Saturday, October 21, 2017

Futures Before the Internet: of Star Trek and Blade Runner


 

   Since the mid 1990s, the thrust of American technological progress has come through the commercial Internet.  Streaming video, smartphones and MMO games such as Destiny are but some of the many advances that owe their mass adoption to Internet connectivity.  It is difficult to imagine a world today without the ad-supported commercial Internet, so much that a vast amount of today's futuristic science fiction stories don't even try.  What kind of a world would exist without the ad-supported Internet--or, possibly, if it was replaced by something else?  Some of the more interesting approaches to creating a speculative world without the commercial Internet have been demonstrated by two sci-fi franchises created before its existence.

   For all the sophisticated technology shown on the various Star Trek series, none of them has ever demonstrated a world in which the Internet as we know it exists.  This is a world which has incorporated, over the course of several series, video games that have become so sophisticated that they can simulate actual life experiences (the Holodeck), androids that have become nearly human (Data), starships that can travel considerably faster than light, and matter replicators that could create numerous objects.  Of course, since the Star Trek world is both post-capitalist and post-scarcity, any online connective system that exists in it would likely be very different from the ad-laden, user-data hungry Internet of today, but actual storylines involving "hacking" and the data side of technology can be surprisingly rare over the course of the various Trek series.  Even the latest series, Star Trek Discovery, which has gone out of its way to conform to the tropes of "Prestige TV" in utilizing a darker atmosphere and a very serialized narrative, still does little to explain how a world of such technological wonders would exist without the current Internet.  As its narrative continues to evolve, it seems more preoccupied with conspiracies in the Klingon Empire and the bizarre "Tardigrade Drive" creature than how its technological wonders could work.  Ultimately, Star Trek has always been defined by its striving for a better future than a painstaking analysis of exactly how such a future could work, and Discovery seems likely to maintain this legacy over the course of its run.

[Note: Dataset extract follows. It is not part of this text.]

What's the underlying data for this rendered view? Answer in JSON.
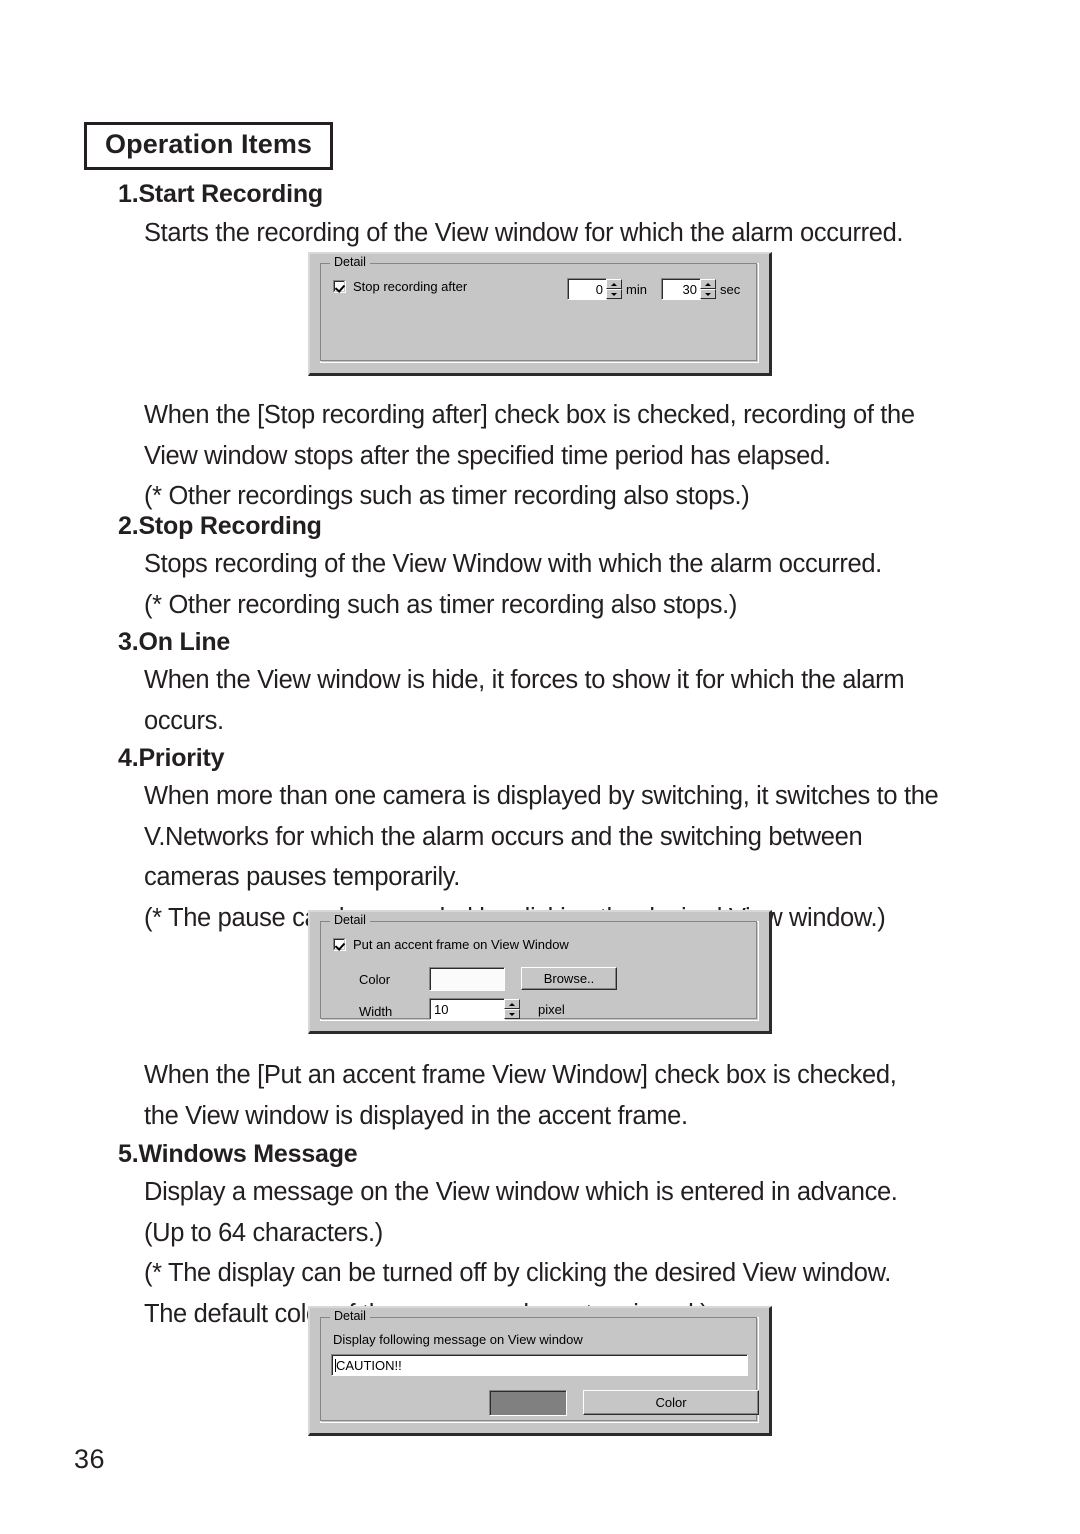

   Another pre-online culture sci-fi series that has not incorporated the modern commercial internet is the Blade Runner films.  The first Blade Runner, though set in 2019, was released in 1982, before online services were widely available; its portrayal of a world 37 years from its release date is understandably different from our own.  Its visual aesthetic, of blocky shapes, bright neon, and visible "cyberpunk" technology seems very different from our current 2017 reality.  And yet, it is a world that, if different from ours, is in many ways parallel to it; although there is no "Internet" in Blade Runner, computers clearly have some form of searchable databases and online connectivity.  It is a world that is far more advanced than our own in many ways (complete with flying cars!) and  no less commercially oriented, with gigantic neon billboards for corporations and loud audio advertisements bombarding the citizens of the future megacity Los Angeles at every waking moment.  If not quite the same as our current timeline, Blade Runner in many ways anticipated it from the perspective of the early 1980s.

   The unique aesthetics of this world make a return in its sequel, this year's release Blade Runner 2049.  The various Star Trek series have very different looks in terms of production design; the bright colors of the 1960s original series seem particularly jarring when contrasted to Discovery's comparatively shadowy hues.  Unlike this, the two Blade Runner films strongly resemble each other; 2049 retains the blocky look, flying cars, and gigantic billboards of the original, as well as its dark, noirish color pallete.  But a closer analysis reveals that the advertising technology of 2049 has grown far more advanced than its precursor, with eerie, aetherial holograms populating the sides of buildings and numerous digital billboards...and even the main character, "K"'s apartment.  The "Joi" hologram in K's apartment serves partly as an incredibly sophisticated evolution of the various "personal assistants" available now like Amazon's Alexa; like these, she can obey voice commands and search requests for her owner.  But she is far more advanced than any currently available personal assistant; she is able to perfectly read the emotions of K, arrange her holographic appearance in any manner he desires, and respond to his wants better than a human being could possibly hope to.  The Joi holograms have such an uncanny ability to intuit human emotion that K's final encounter with one occurs in a haunting way that will have the viewer question the motives and programming of them during the entire film.  Though 2049 lacks the familiar "social networks" of our age, it presents a world in which the soul of our Internet--the advertising--has become so incredibly sophisticated that it can achieve an almost human status in our physical world.  What will happen if that technology that Silicon Valley has invested so deeply in--the adware of our current "primitive" Internet--becomes so advanced that it no longer needs a computer screen to reach into our lives?  This is one of the true questions that 2049 poses for our age, as much as the techno-utopianism of Star Trek's seemless replicators was a project of the now-lost optimism of the 1960s.